Wednesday, October 10, 2007

"OBAMA CHALLENGES HEDGE FUNDS"

Ari Berman (The Nation):
Barack Obama is the number one recipient of hedge fund money in the '08 campaign for president. Yet even Obama is aghast at his party's decision, under intense lobbying pressure, to exempt these lucrative firms from paying their fair share in taxes, as reported today in the Washington Post.
Here's what his campaign had to say this morning:

"If there was ever a doubt that Washington lobbyists don't actually represent real Americans, it's the fact that they stopped leaders of both parties from requiring elite investment firms to pay their fair share of taxes, even as middle-class families struggle to pay theirs. When I'm President, the American people won't have to spend record amounts on lobbying to get their voice heard in Washington. I will close tax loopholes for big corporations, provide 90% of working Americans with a tax cut, and pass the strongest lobbying reform in history."
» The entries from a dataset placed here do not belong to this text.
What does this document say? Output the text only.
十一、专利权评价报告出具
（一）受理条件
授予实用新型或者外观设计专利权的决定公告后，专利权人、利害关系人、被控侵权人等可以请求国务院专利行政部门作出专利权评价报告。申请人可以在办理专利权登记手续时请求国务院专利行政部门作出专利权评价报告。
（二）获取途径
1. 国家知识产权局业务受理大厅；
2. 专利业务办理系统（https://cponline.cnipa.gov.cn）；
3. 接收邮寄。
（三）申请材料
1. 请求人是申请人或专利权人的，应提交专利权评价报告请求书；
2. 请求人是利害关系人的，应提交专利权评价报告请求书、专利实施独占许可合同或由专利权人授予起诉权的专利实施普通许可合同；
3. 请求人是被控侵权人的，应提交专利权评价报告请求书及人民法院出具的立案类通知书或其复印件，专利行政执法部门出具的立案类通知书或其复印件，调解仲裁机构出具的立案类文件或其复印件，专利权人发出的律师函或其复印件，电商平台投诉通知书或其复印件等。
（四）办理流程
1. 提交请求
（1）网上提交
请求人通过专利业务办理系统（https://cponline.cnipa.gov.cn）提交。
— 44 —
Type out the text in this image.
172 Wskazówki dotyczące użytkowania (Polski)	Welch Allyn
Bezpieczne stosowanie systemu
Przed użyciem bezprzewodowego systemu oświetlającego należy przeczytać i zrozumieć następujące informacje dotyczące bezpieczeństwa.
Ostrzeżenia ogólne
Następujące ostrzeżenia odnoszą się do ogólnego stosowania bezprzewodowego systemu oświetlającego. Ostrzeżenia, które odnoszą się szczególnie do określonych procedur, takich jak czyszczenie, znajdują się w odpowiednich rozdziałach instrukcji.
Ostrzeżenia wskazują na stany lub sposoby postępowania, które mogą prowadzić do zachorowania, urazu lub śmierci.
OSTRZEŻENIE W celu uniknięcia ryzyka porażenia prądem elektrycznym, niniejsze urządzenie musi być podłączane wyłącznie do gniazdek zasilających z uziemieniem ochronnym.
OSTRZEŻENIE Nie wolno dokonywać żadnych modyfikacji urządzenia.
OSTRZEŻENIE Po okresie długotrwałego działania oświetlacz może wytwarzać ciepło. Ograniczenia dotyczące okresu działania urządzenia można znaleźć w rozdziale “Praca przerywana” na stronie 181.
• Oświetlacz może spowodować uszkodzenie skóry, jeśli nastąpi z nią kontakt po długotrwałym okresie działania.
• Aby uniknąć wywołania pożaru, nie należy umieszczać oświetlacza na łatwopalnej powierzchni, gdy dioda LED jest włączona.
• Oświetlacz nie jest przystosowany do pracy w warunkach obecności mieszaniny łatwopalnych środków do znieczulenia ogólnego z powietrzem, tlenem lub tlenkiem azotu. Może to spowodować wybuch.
Expect a similar release shortly from Clinton and Edwards. Kudos to Obama for being first out of the gate.

UPDATE: Edwards chimes in.

UPDATE II: Hedge fund tax comes up in GOP debate on economy this afternoon. Rudy Giuliani's response: "The market is a wonderful thing." Ron Paul counters: "This is not the consequence of free markets. It's a transfer of wealth from the poor and middle-income to the wealthy."